How do you start a small business when you can’t mortgage your home: DreamSpring
Native Americans face unique developmental challenges with communal property.
Rosemary “Apple Blossom” Lonewolf, 70, grew up amid a family of potters from Santa Clara Pueblo but when she wanted to dream bigger and become a mural artist, she found that as an Indigenous person she couldn’t mortgage her property to get a small business loan to buy the needed tools and equipment.
“I had gotten a million no’s from various banks,” Lonewolf said.
Banks expect collateral for loans, typically leveraging the borrower’s home. Indigenous people living on reservations do not own their homes in the classic sense and are often denied loans. That is where microlenders such as DreamSpring step in to give opportunities to people like Lonewolf.

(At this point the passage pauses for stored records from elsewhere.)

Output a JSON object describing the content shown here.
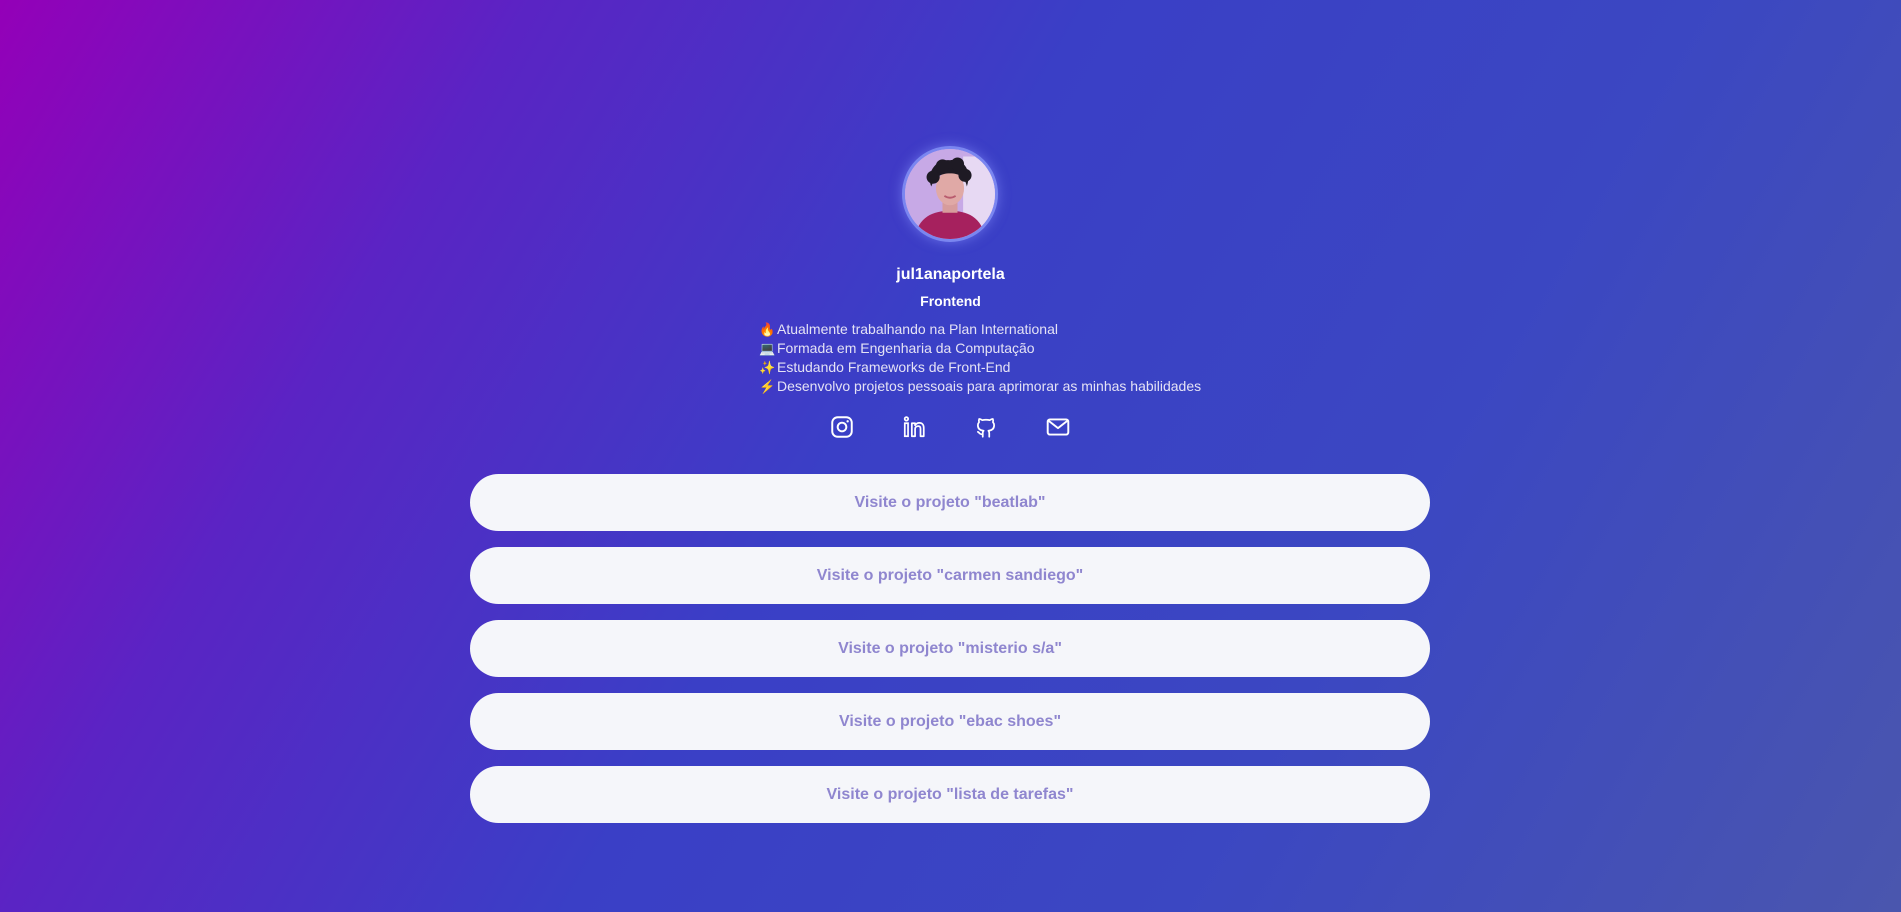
{
  "profile": {
    "username": "jul1anaportela",
    "role": "Frontend",
    "bio": [
      {
        "emoji": "🔥",
        "emoji_icon": "fire-icon",
        "text": "Atualmente trabalhando na Plan International"
      },
      {
        "emoji": "💻",
        "emoji_icon": "laptop-icon",
        "text": "Formada em Engenharia da Computação"
      },
      {
        "emoji": "✨",
        "emoji_icon": "sparkles-icon",
        "text": "Estudando Frameworks de Front-End"
      },
      {
        "emoji": "⚡",
        "emoji_icon": "lightning-icon",
        "text": "Desenvolvo projetos pessoais para aprimorar as minhas habilidades"
      }
    ]
  },
  "socials": [
    {
      "name": "instagram",
      "icon": "instagram-icon"
    },
    {
      "name": "linkedin",
      "icon": "linkedin-icon"
    },
    {
      "name": "github",
      "icon": "github-icon"
    },
    {
      "name": "email",
      "icon": "mail-icon"
    }
  ],
  "links": [
    {
      "label": "Visite o projeto \"beatlab\""
    },
    {
      "label": "Visite o projeto \"carmen sandiego\""
    },
    {
      "label": "Visite o projeto \"misterio s/a\""
    },
    {
      "label": "Visite o projeto \"ebac shoes\""
    },
    {
      "label": "Visite o projeto \"lista de tarefas\""
    }
  ],
  "colors": {
    "gradient_start": "#9400b8",
    "gradient_mid": "#3a3fc6",
    "gradient_end": "#4a56ae",
    "button_bg": "#f5f6fa",
    "button_text": "#8f86cf",
    "avatar_ring": "#7a86f0"
  }
}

DreamSpring’s work is unusual in that much of modern development economics has focused on cataloging and granting land titles to people in the developing world so they can join the modern economy in renting, mortgaging and selling their property. Such work was pioneered by Peruvian economist Hernando de Soto, who is often on the Nobel Economics Prize shortlist. However, Native Americans cannot join in this movement given their belief in communal property. DreamSpring helps natives like Lonewolf overcome this disadvantage.
The loan helped a 50-year career and work that can be seen in King Galleries, museums such as the Smithsonian in Washington, D.C., and Santa Fe’s Adobe Gallery and even on bridges like the Ed Pastor Pedestrian Bridge in Phoenix and the Tohono O’odham Hua Puindi or Basket Bridge in Tucson, Ariz. Lonewolf is even bringing her bridge-designing skills home to New Mexico. She’s working with the New Mexico Department of Transportation on an art project at Interstate 25 and Gibson Boulevard in Albuquerque.
A family tradition
Lonewolf learned pottery at 19 from her father, Joseph, at their home in Santa Clara Pueblo, one of the six Tewa-speaking pueblos in northern New Mexico. The tribe extends from the top of the eastern Jemez Mountains to the floodplains of the Rio Grande. Joseph would make highly polished, delicately chiseled seed pots and take them to large conventions that showed Indian and cowboy art.
In 1973, her father was offered a free booth at one of the conventions if he made some of the pots live. Lonewolf said her dad wasn’t comfortable doing that and he asked her to step in. “Honestly, at the time, I really didn’t know the whole process,” Lonewolf said, laughing.
The seed pots can be the size of a quarter and are covered in intricate etches. Lonewolf said she etched her seed pots with traditional stories from her pueblo, an art form that can be dated back to the cliff dwelling times, some 2,000 years ago. “I’m really proud of that, knowing that my foundation in clay is solid,” Lonewolf said.
Slowly, she started branching out to other forms of artwork, in part to support her young son. “It was hard to live on the reservation,” Lonewolf said. Pottery for Lonewolf wasn’t a passion, it was a necessity.
A bigger dream
Her second husband took her to New York in 1990. “That was where I got the dream to do murals and something bigger,” Lonewolf said. However, to do that, she would need tools and equipment she didn’t have access to on the reservation.
She started going to banks for loans — and getting rejected. She saw an advertisement for DreamSpring, a microlender based in Albuquerque.
“I was expecting a rejection,” Lonewolf said.
Her first proposal was accepted in 2005 and she said that the loan was used to buy an extruder, slab roller and other tools she needed to make larger pottery.
Lonewolf over the years has received three loans from DreamSpring. On Wednesday, she attended a luncheon to celebrate the organization’s 30th anniversary in Albuquerque.
“We know that small businesses are the economic backbone here in America.” Anthony Sharett, DreamSprings’ chairman of the board of directors, said at the event, following a video showcasing Lonewolf, amongst many others that they’ve helped.
The highlight of her 50-year career was when she saw one of her tiny seed pots in the Smithsonian alongside one of her grandmother’s water jugs. “It’s been a long career of moments like that,” Lonewolf said, “giving me the motivation to hang in there and do it again.” Moments and an organization willing to take a risk with no collateral that has now yielded untold dividends for anyone appreciating Lonewolf’s art.